If you are having trouble buying a home in New Hampshire right now, you are not alone.
New data released by the New Hampshire Housing Finance Authority shows that a dearth of single family homes is driving up prices, with many sellers receiving multiple offers above the listing price.
The lopsided buyer’s market has pushed the median sales price above $250,000 in the state, the highest levels in 15 years. The report finds that the number of homes for sale, while up from last year, is still approximately 35% lower than previous levels.
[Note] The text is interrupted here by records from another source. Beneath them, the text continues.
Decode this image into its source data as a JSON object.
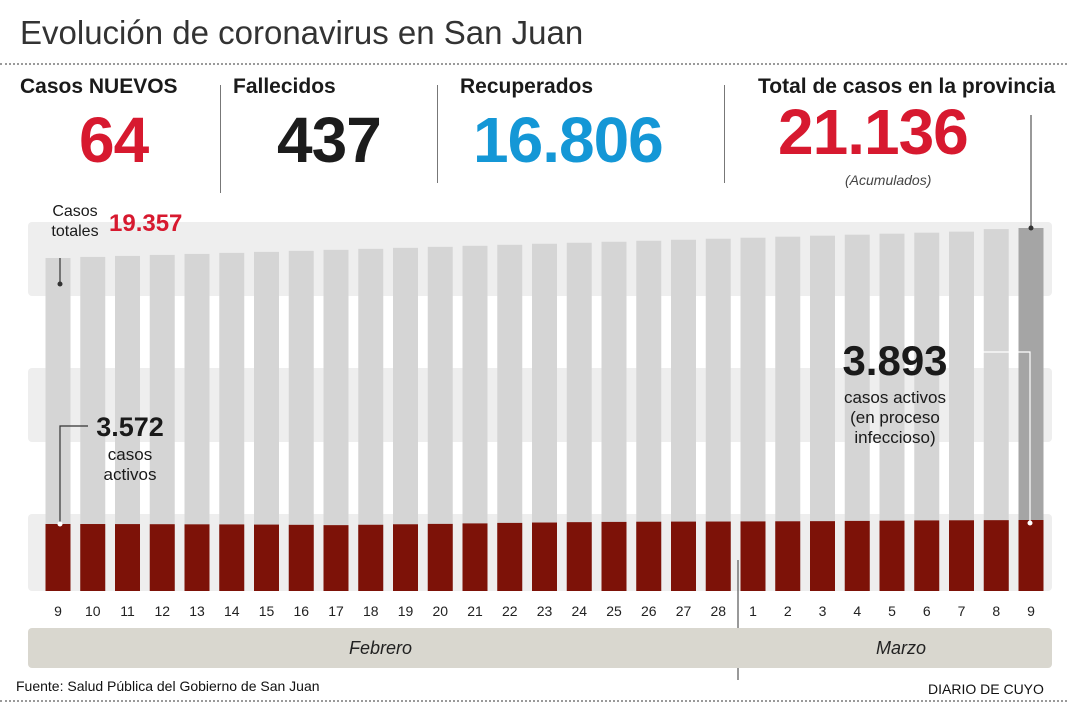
{
  "title": "Evolución de coronavirus en San Juan",
  "stats": {
    "new": {
      "label": "Casos NUEVOS",
      "value": "64"
    },
    "deaths": {
      "label": "Fallecidos",
      "value": "437"
    },
    "recovered": {
      "label": "Recuperados",
      "value": "16.806"
    },
    "total": {
      "label": "Total de casos en la provincia",
      "value": "21.136",
      "note": "(Acumulados)"
    }
  },
  "colors": {
    "red": "#d7192f",
    "blue": "#1497d6",
    "dark": "#1c1c1c",
    "bar_total": "#d5d5d5",
    "bar_total_last": "#a5a5a5",
    "bar_active": "#7d1208",
    "band": "#eeeeee"
  },
  "annotations": {
    "totals_label_1": "Casos",
    "totals_label_2": "totales",
    "totals_start": "19.357",
    "active_start": "3.572",
    "active_start_label_1": "casos",
    "active_start_label_2": "activos",
    "active_end": "3.893",
    "active_end_label_1": "casos activos",
    "active_end_label_2": "(en proceso",
    "active_end_label_3": "infeccioso)"
  },
  "months": {
    "feb": "Febrero",
    "mar": "Marzo"
  },
  "footer": {
    "source": "Fuente: Salud Pública del Gobierno de San Juan",
    "brand": "DIARIO DE CUYO"
  },
  "chart_data": {
    "type": "bar",
    "categories": [
      "9",
      "10",
      "11",
      "12",
      "13",
      "14",
      "15",
      "16",
      "17",
      "18",
      "19",
      "20",
      "21",
      "22",
      "23",
      "24",
      "25",
      "26",
      "27",
      "28",
      "1",
      "2",
      "3",
      "4",
      "5",
      "6",
      "7",
      "8",
      "9"
    ],
    "series": [
      {
        "name": "Casos totales",
        "values": [
          19357,
          19420,
          19480,
          19540,
          19600,
          19660,
          19720,
          19780,
          19840,
          19900,
          19960,
          20020,
          20080,
          20140,
          20200,
          20260,
          20320,
          20380,
          20440,
          20500,
          20560,
          20620,
          20680,
          20740,
          20800,
          20860,
          20920,
          21072,
          21136
        ]
      },
      {
        "name": "Casos activos",
        "values": [
          3572,
          3570,
          3565,
          3555,
          3545,
          3538,
          3525,
          3505,
          3480,
          3510,
          3550,
          3580,
          3620,
          3660,
          3690,
          3720,
          3740,
          3755,
          3765,
          3770,
          3780,
          3790,
          3800,
          3820,
          3840,
          3860,
          3870,
          3880,
          3893
        ]
      }
    ],
    "ylim": [
      0,
      21500
    ]
  }
}
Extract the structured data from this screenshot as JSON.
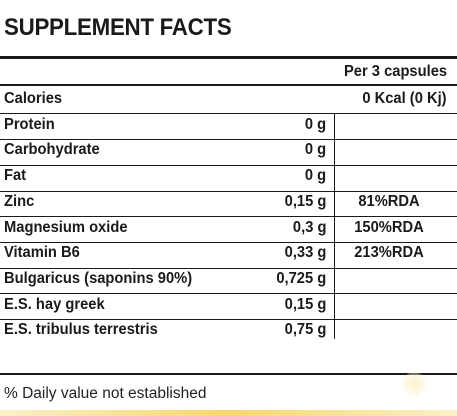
{
  "title": "SUPPLEMENT FACTS",
  "serving_header": "Per 3 capsules",
  "rows": [
    {
      "name": "Calories",
      "amount": "0 Kcal (0 Kj)",
      "rda": ""
    },
    {
      "name": "Protein",
      "amount": "0 g",
      "rda": ""
    },
    {
      "name": "Carbohydrate",
      "amount": "0 g",
      "rda": ""
    },
    {
      "name": "Fat",
      "amount": "0 g",
      "rda": ""
    },
    {
      "name": "Zinc",
      "amount": "0,15 g",
      "rda": "81%RDA"
    },
    {
      "name": "Magnesium oxide",
      "amount": "0,3 g",
      "rda": "150%RDA"
    },
    {
      "name": "Vitamin B6",
      "amount": "0,33 g",
      "rda": "213%RDA"
    },
    {
      "name": "Bulgaricus (saponins 90%)",
      "amount": "0,725 g",
      "rda": ""
    },
    {
      "name": "E.S. hay greek",
      "amount": "0,15 g",
      "rda": ""
    },
    {
      "name": "E.S. tribulus terrestris",
      "amount": "0,75 g",
      "rda": ""
    }
  ],
  "footnote": "% Daily value not established"
}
“The current climate for...housing consumers in New Hampshire is one of the most challenging they’ve experienced,” writes Robert Tourigny, executive director of NeighborWorks Southern New Hampshire, in the report. “The lack of “for sale” inventory creates great opportunities for sellers, but puts enormous pressure on first-time home buyers who can be at a severe disadvantage when trying to compete for what little affordable inventory is available.”
The rental market remains red hot as well, with vacancy rates around 2 percent. A “balanced” market is around 4-5 percent, according to the report. Statewide, the median rent, including utilities, for a two-bedroom unit is around $1,300, which is up almost 15% in the past 5 years.
The housing imbalance, experts warn, has broader consequences for the state’s economy.
“The impact of our tight homebuyer and rental market is seen as a potential constraint on growing our labor force and growing our economy,” says Dean Christon, executive director of the Housing Finance Authority.
With low unemployment, New Hampshire businesses need to attract more workers from out of state to fill jobs. That’s made harder when there are limited affordable housing options.